Buckner Peru marshalled its resources this week to help two communities desperate for aid in the wake of shortages brought on by the COVID-19 pandemic by serving 1,291 families. Buckner Peru Executive Director Claudia Leon said her team continues to respond to shortages of food and water in the communities of Pamplona and Villa Hermosa, just outside Lima, in two unique ways. 

The shortages have made families "really desperate and suffering," Leon said. "We developed plans for aid distribution and client assistance and finalized them March 24." Buckner operates Family Hope Centers in both communities.

She said the Buckner NGO, or non-governmental organization, has "plenty of food, so we planned to get the Air Force to help us distribute the food. We are coordinating with the local municipality of Pamplona since we have an MOU with them and they own one of our Buckner Family Hope Centers. Since there is so much desperation, it can be dangerous to enter the community with boxes of aid, so we need a police or armed forces presence to organize and maintain control to avoid chaos."

By March 26, the Buckner aid began reaching the families.

"The families are so grateful for the food," Leon said. "They are sending us pictures showing what they are preparing. I’m so happy we’ve been able to help our families and hundreds of others."

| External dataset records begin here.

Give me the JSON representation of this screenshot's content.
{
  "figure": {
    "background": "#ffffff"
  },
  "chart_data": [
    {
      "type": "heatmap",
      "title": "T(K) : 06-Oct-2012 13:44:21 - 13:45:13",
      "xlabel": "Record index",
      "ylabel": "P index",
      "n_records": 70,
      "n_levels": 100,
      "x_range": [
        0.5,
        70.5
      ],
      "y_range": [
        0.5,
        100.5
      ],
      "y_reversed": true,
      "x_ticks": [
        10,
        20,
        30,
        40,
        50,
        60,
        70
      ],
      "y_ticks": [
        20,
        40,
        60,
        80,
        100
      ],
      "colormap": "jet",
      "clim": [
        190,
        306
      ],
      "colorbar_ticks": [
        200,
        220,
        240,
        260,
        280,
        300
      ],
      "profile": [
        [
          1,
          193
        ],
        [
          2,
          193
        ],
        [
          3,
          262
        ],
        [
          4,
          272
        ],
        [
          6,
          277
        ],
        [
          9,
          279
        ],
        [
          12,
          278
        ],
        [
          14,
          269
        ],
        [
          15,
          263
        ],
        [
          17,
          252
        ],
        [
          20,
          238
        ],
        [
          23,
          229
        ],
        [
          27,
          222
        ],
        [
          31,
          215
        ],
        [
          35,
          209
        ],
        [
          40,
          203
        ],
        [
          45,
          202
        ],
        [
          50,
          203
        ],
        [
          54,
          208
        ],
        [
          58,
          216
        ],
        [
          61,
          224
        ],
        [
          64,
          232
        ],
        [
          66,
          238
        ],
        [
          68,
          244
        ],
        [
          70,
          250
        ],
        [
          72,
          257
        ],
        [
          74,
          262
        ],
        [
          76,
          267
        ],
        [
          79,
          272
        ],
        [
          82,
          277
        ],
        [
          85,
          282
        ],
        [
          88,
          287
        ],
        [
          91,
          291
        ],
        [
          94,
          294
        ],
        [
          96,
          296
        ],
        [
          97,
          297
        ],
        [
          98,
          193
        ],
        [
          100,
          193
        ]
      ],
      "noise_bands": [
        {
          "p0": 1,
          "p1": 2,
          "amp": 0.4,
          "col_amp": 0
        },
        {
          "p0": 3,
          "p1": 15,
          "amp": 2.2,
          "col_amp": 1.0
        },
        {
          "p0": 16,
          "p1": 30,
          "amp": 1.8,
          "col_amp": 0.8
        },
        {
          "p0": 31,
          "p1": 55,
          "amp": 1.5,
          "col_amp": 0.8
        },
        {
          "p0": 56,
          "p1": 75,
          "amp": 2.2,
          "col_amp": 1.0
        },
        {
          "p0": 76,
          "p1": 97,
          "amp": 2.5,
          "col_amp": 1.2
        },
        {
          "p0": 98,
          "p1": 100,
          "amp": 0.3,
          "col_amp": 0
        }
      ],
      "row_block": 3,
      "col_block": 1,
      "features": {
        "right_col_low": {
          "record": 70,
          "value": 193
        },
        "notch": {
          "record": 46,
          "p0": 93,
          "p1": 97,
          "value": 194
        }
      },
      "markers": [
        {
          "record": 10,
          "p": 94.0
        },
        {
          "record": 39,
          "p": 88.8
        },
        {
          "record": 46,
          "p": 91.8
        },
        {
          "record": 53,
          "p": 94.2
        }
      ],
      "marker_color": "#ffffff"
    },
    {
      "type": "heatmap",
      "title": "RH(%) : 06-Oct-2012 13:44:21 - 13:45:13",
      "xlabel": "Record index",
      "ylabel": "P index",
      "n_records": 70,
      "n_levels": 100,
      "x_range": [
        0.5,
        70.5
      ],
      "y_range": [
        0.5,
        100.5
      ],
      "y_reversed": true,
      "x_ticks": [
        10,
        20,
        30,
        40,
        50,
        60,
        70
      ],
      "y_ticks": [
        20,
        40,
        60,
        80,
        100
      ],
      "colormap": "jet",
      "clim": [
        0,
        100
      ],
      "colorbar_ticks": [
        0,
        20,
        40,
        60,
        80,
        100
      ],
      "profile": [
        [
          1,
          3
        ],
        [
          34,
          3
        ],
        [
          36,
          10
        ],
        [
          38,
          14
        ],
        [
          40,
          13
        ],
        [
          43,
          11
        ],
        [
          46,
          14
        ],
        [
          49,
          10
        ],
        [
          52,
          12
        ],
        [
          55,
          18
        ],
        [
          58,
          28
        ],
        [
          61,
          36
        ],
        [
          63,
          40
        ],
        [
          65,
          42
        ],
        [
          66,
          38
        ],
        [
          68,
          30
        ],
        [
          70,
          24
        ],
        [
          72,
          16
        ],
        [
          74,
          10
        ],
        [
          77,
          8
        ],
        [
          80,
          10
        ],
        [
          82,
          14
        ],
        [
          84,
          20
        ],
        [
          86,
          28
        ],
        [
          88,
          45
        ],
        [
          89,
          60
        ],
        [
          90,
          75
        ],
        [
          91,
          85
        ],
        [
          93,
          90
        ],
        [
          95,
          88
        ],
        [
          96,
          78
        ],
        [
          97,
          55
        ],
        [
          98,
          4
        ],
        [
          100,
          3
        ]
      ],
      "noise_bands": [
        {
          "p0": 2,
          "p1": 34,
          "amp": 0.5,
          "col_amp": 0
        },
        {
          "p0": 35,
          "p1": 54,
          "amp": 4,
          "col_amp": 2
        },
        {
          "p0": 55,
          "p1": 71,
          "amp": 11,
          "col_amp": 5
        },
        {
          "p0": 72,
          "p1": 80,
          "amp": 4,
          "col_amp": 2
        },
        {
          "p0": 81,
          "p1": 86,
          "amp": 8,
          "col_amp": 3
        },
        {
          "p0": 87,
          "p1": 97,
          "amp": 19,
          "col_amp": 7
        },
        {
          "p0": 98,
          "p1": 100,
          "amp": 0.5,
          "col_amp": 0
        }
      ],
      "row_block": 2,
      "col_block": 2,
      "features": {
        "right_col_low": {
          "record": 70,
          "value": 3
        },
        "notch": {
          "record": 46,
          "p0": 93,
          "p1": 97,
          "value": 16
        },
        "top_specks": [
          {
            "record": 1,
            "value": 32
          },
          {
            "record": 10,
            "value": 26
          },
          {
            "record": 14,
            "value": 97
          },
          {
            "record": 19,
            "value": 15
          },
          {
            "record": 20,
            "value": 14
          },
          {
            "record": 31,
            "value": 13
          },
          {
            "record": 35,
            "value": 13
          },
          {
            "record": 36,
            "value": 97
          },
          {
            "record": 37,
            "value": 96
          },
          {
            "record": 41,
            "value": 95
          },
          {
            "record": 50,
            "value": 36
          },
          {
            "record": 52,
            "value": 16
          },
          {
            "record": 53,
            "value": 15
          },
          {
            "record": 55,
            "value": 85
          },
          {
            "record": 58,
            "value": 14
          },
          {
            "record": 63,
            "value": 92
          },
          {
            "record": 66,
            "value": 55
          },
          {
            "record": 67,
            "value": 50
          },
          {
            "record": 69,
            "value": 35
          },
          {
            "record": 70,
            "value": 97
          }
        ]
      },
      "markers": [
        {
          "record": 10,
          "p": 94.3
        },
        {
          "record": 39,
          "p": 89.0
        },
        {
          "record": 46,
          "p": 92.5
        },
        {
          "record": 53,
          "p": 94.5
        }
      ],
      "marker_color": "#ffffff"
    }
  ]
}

Pamplona and Villa Hermosa are characteristic of many of the communities that have built up around Lima and have few resources and utilities. Signs of poverty and family stress are common. Many families come to the Buckner Centros de Esperanza Familiar, or “Buckner Family Hope Centers," in each community, seeking help, such as education, aid or business development opportunities. Often, the stress of poverty leads to spiritual and emotional issues among families, and the the Family Hope Centers are also equipped to provide counseling and spiritual support. 

Leon also noted Buckner made a significant difference in the situation after water delivery was halted in the communities.

"The areas had been without water for more than three days and Buckner staff was trying to figure out a way to help them from a distance, since everyone was quarantined by government orders," she said. "Our staff told the families of our Family Hope Centers to make videos on (the social media app) WhatsApp and send them out so it could put pressure on authorities. We shared the videos, which resulted in a reporter going out and doing a story. The result was that, after six total days without water, they were finally getting some water delivered on March 23."